This page tracks our priorities for future enhancements to xspec. It is divided into two categories : large projects and small projects based on the estimated amount of effort required.
- Large Projects
- Provide XSPEC functions in Python.
- This is likely to require some reworking of top-level objects.
- It is probably not a good idea to provide access to lower-level objects.
- Generalize goodness command to use variety of statistics with option of parametric bootstrap. Also remove probability statement from the standard
- output at the end of the fit since this is not statistically valid.
- Parallelization for multi-core machines.
- OpenMP is included in gcc since 4.2 and provides simple #pragma commands.
- This is shared memory so need to avoid race conditions.
- Identify cpu-intensive models and try to add multi-threading.

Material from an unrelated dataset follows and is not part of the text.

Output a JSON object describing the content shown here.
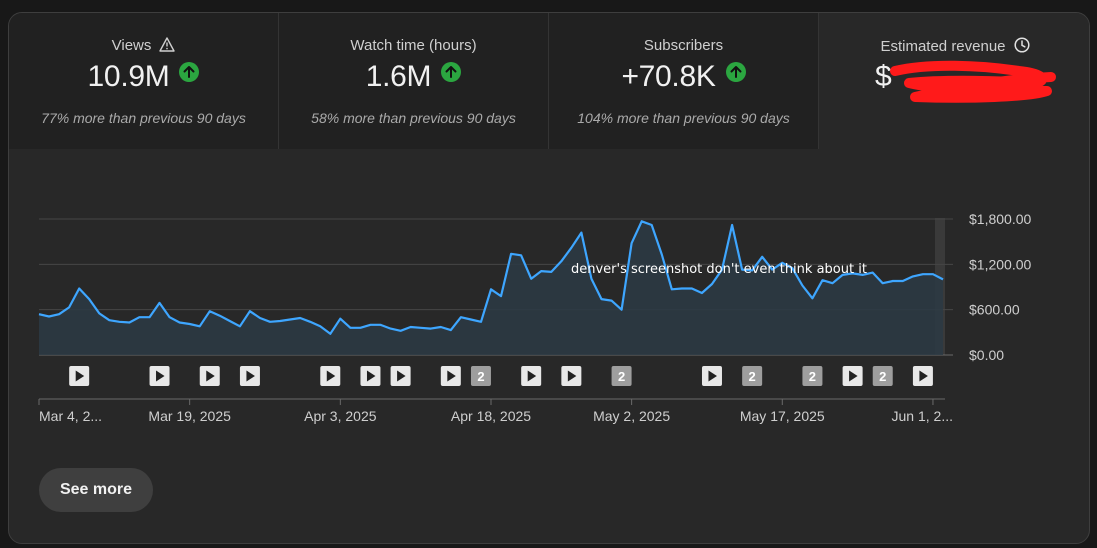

- Provide XSPEC functions in Python.
- Small Projects
Create model cross-reference table (under work at Model classification).
- Add a redshift parameter to any model by prefacing the name with z.
- Implement by passing shifted energyArray to model function.
- This will not work for the cooling flow models which require the redshift be passed into the function.
- Can we come up with something to help users convert v11 scripts with /b models into the equivalent v12 syntax?
- Look at extending the projct model so it works for the case of different numbers of data sets in each annulus (see e-mail conversation with Paul Nulsen).
- Read keywords in response file to determine hard limits when using gain fitting. Could also automatically add gain fitting to all models if the keywords are set.